Cataloguing her life from birth, her political radicalism and self-justification for undermining Muslim authority (Chapter 4: A New Hajar Paradigm), Amina Wadud takes us on an odyssey of bizarre self justifications that reach their crescendo in leading a Jumu`ah prayer of intermingled congregants, complete with mistakes in Arabic, tajwid errors that would nullify their prayer and all the fanfare you would need (Chapter 7: Stories from the Trenches).
The Conclusion of the work opens with a quote from that great chaste and scholarly reference point, Tina Turner. Later reference is made by her that continue to undermine the patriarchal family system, at one point referring to it as a prison for her mother when she was pampered by her father (ibid., pp. 256-257).

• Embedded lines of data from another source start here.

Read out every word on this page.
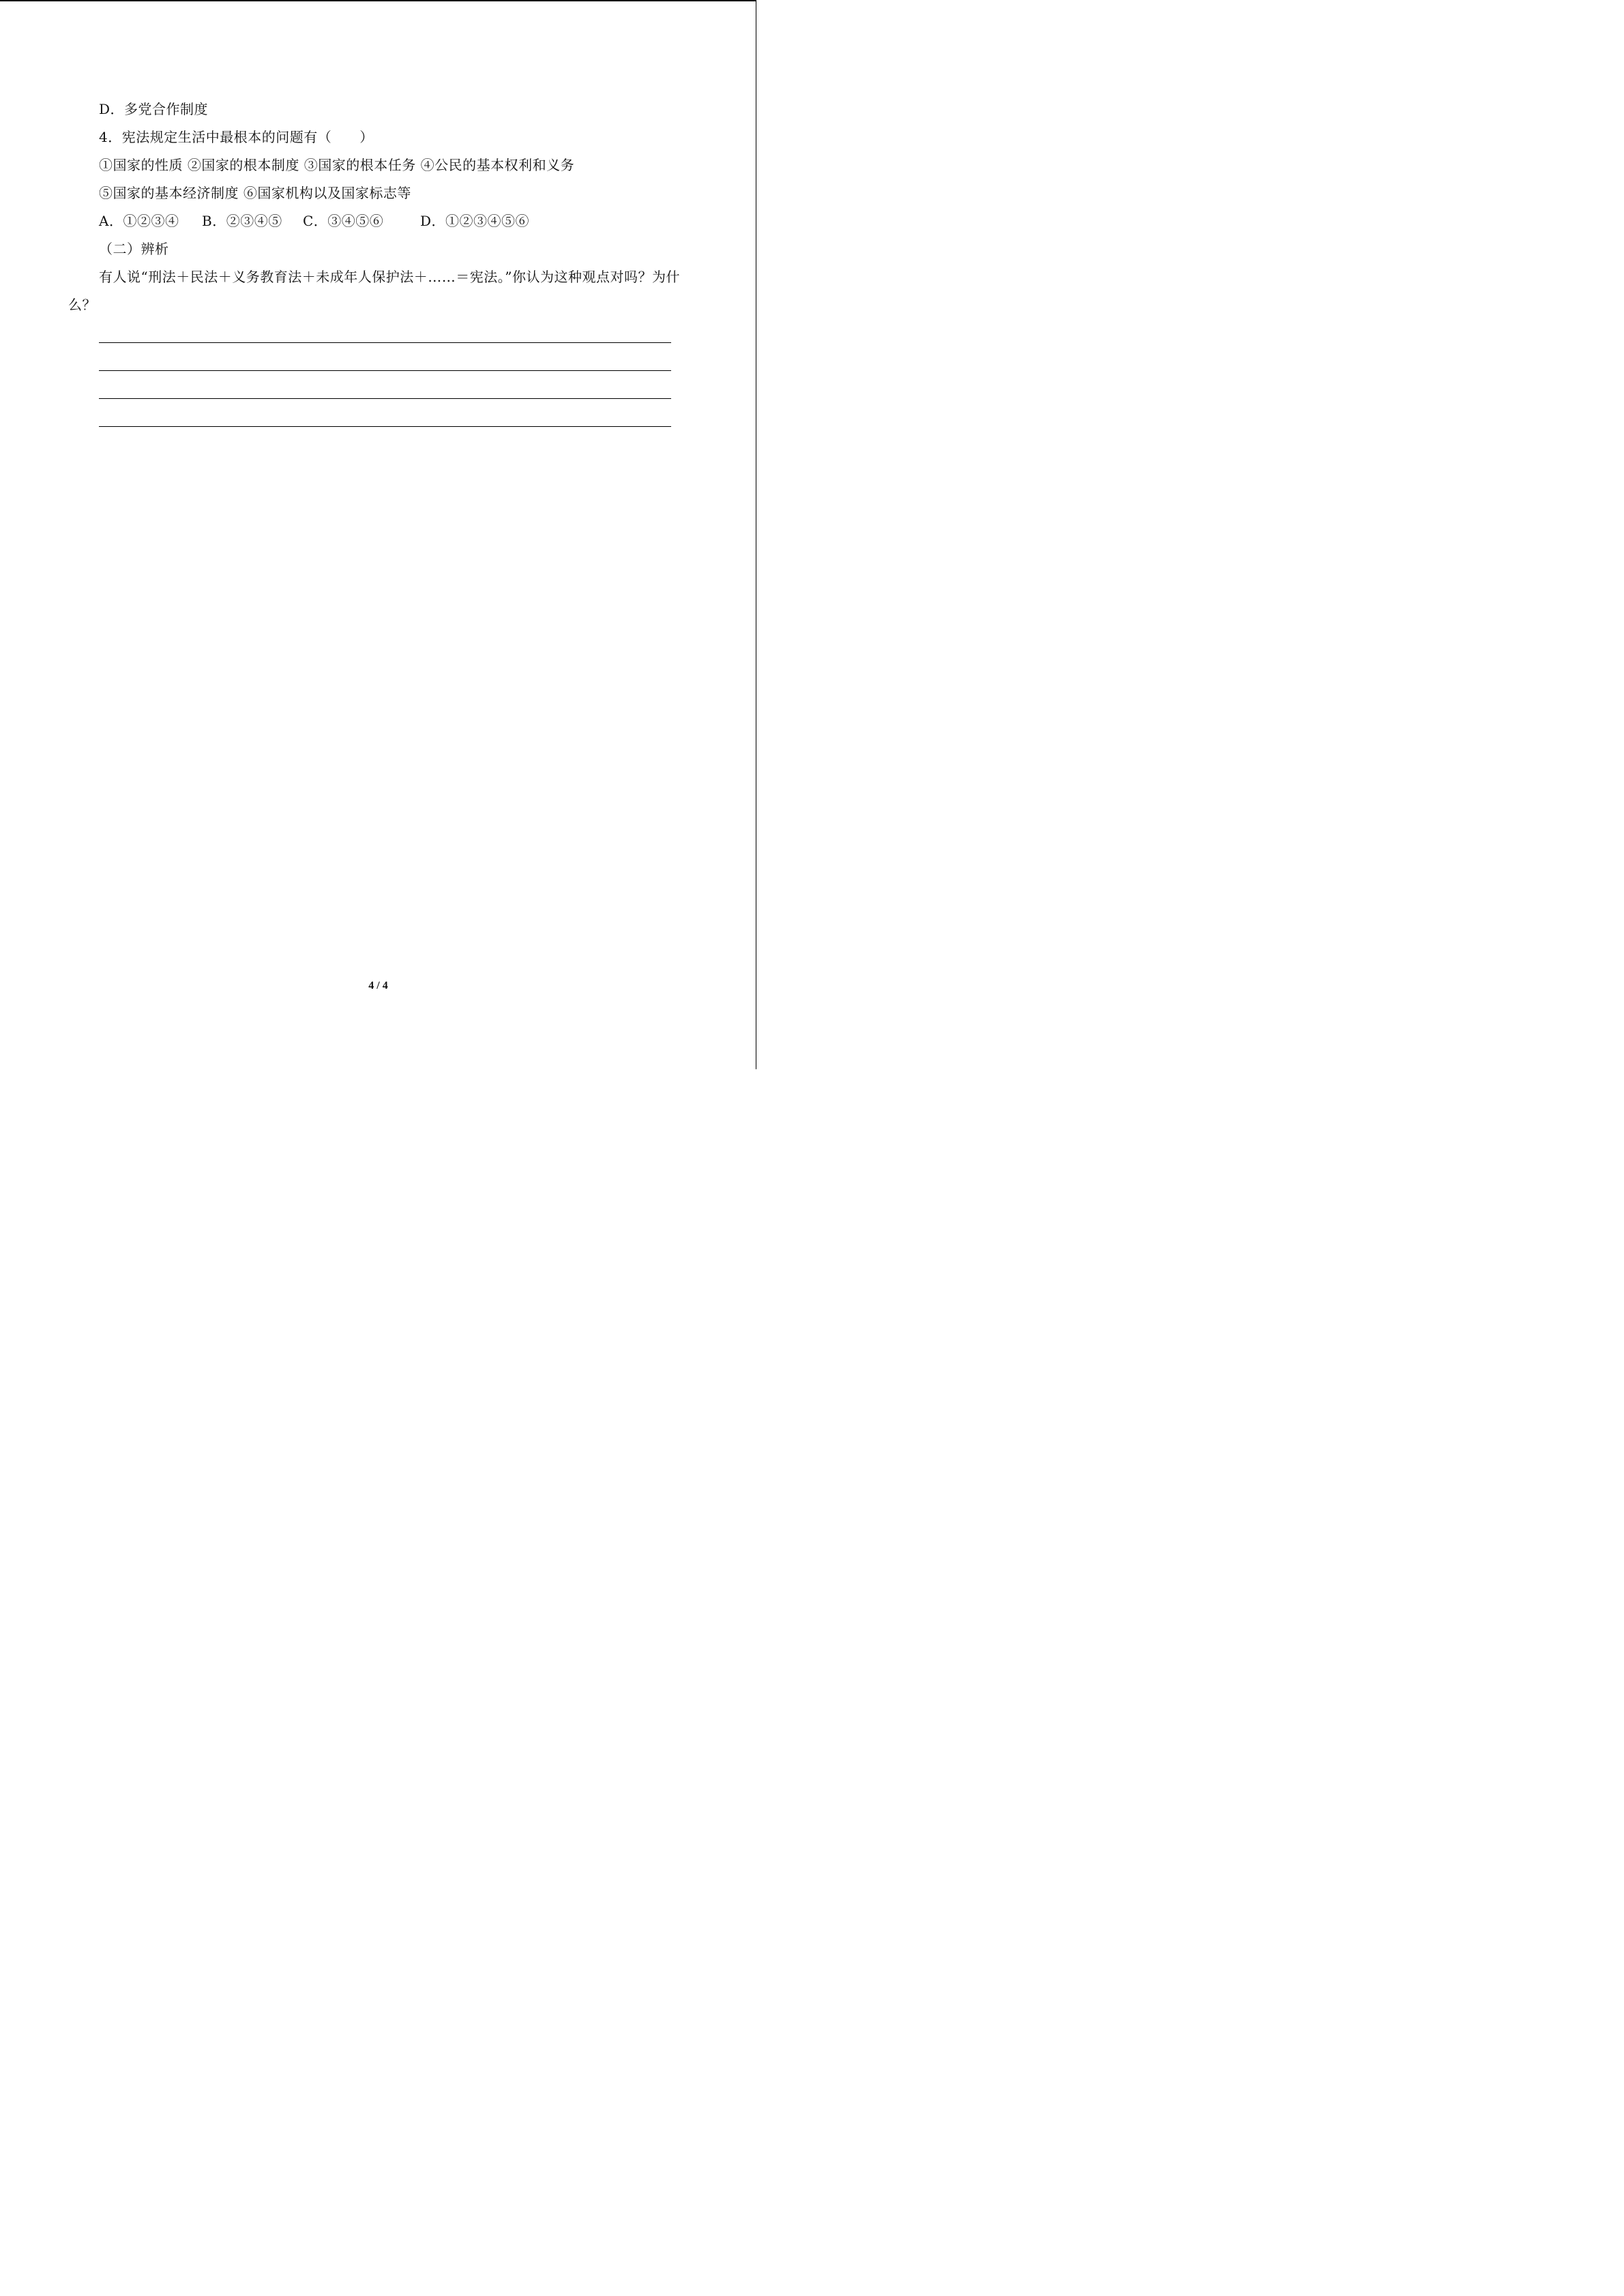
D．多党合作制度
4．宪法规定生活中最根本的问题有（　　）
①国家的性质 ②国家的根本制度 ③国家的根本任务 ④公民的基本权利和义务
⑤国家的基本经济制度 ⑥国家机构以及国家标志等
A．①②③④ B．②③④⑤ C．③④⑤⑥	D．①②③④⑤⑥
（二）辨析
有人说“刑法＋民法＋义务教育法＋未成年人保护法＋……＝宪法。”你认为这种观点对吗？为什么？
4 / 4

Although it was a labour of duty that carried me through this most sickening of reading endeavours, she made my work easier by closing on the most important note of the work: her indebtedness to Christian heretic Paul Tillich. She describes his effect upon her as “profound.” (ibid., pp. 258-259).
Anyone who does a careful study of Tillich and then cross-references Wadud will find that she is a late age carbon copy of this theological charlatan; the only difference being that Tillich had credentials in his religion by learning from reputable scholars and then deviated later. Wadud’s manifest error was not long after her beginning. Her stubborn refusal to step outside of the racial paradigm and into what Allah revealed made her the sole interpreter of revelation.

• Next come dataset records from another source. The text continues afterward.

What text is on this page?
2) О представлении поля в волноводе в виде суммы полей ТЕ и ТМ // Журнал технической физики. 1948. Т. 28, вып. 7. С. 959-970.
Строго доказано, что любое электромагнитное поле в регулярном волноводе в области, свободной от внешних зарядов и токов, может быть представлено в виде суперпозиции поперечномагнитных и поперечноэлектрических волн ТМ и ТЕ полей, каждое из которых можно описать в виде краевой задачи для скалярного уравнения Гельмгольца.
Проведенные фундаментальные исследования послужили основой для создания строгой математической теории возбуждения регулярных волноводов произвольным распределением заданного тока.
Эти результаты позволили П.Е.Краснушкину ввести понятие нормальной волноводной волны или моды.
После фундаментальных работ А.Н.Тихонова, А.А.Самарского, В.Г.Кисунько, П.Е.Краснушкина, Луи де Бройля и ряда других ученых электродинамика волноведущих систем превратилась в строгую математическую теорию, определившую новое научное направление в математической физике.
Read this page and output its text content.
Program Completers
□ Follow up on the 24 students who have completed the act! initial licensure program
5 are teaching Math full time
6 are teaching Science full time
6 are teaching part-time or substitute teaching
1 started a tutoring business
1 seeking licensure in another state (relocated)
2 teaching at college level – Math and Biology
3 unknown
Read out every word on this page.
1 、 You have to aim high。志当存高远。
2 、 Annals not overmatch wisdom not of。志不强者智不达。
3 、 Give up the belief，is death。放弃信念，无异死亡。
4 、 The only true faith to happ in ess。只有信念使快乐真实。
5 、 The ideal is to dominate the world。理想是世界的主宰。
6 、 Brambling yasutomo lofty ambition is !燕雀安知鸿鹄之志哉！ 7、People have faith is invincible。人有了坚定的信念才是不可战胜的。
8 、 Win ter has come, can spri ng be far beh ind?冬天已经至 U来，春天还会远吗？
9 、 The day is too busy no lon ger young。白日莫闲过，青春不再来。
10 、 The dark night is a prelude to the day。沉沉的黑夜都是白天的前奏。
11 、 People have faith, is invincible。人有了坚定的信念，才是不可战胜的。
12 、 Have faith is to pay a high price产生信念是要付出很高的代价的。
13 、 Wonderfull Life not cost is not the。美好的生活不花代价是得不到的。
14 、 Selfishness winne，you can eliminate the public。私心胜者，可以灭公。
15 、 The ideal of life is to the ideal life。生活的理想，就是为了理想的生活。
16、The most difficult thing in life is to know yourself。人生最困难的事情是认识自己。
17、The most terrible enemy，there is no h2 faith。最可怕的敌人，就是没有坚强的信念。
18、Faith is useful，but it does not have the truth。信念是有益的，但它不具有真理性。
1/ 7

Her lack of finding female sources of knowledge in Islam (although the last volume of as-Suhub ul-Wabilah has a large number of them along with Ibn Sa`d’s Tabaqat and Ibn al-Jawzi’s Safat us-Safwah) is either dishonest (in which case she is hiding information that she would know is there) or compound ignorance and laziness (in which case this was already confirmed in her writing this book and those before this one).
The end result of the work leaves the reader with the following results:
1) There is no way to know Islam at its’ core to know where the truth lies in the midst of all the voices who claim to speak for the religion.

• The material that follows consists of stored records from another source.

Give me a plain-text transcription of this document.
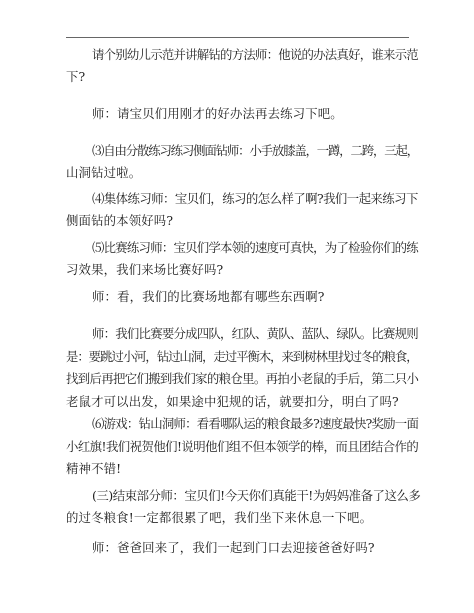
请个别幼儿示范并讲解钻的方法师：他说的办法真好，谁来示范
下?

师：请宝贝们用刚才的好办法再去练习下吧。

⑶自由分散练习练习侧面钻师：小手放膝盖，一蹲，二跨，三起，
山洞钻过啦。

⑷集体练习师：宝贝们，练习的怎么样了啊?我们一起来练习下
侧面钻的本领好吗?

⑸比赛练习师：宝贝们学本领的速度可真快，为了检验你们的练
习效果，我们来场比赛好吗?

师：看，我们的比赛场地都有哪些东西啊?

师：我们比赛要分成四队，红队、黄队、蓝队、绿队。比赛规则
是：要跳过小河，钻过山洞，走过平衡木，来到树林里找过冬的粮食，
找到后再把它们搬到我们家的粮仓里。再拍小老鼠的手后，第二只小
老鼠才可以出发，如果途中犯规的话，就要扣分，明白了吗?

⑹游戏：钻山洞师：看看哪队运的粮食最多?速度最快?奖励一面
小红旗!我们祝贺他们!说明他们组不但本领学的棒，而且团结合作的
精神不错!

(三)结束部分师：宝贝们!今天你们真能干!为妈妈准备了这么多
的过冬粮食!一定都很累了吧，我们坐下来休息一下吧。

师：爸爸回来了，我们一起到门口去迎接爸爸好吗?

2) Christians, Buddhists and others are just as pious and godly as Muslims.
3) Allah is in all of us and everywhere, in all places.
4) A form of Islam specifically shaped from the African American experience can/should be built and brought forward.
5) Islam’s foundational principles can be updated and those who do the updating may decide by their conscience.
I would not have even picked up this rage except for one fact: believers in English are reading it and bringing it to my attention. The believer who would read such swill is to keep a pen nearby to mark errors that are so many in number that volumes would be needed to address them.
This is just another reason why Muslims in the English speaking countries require true scholarship and not just academics. We’ve already seen what they can do.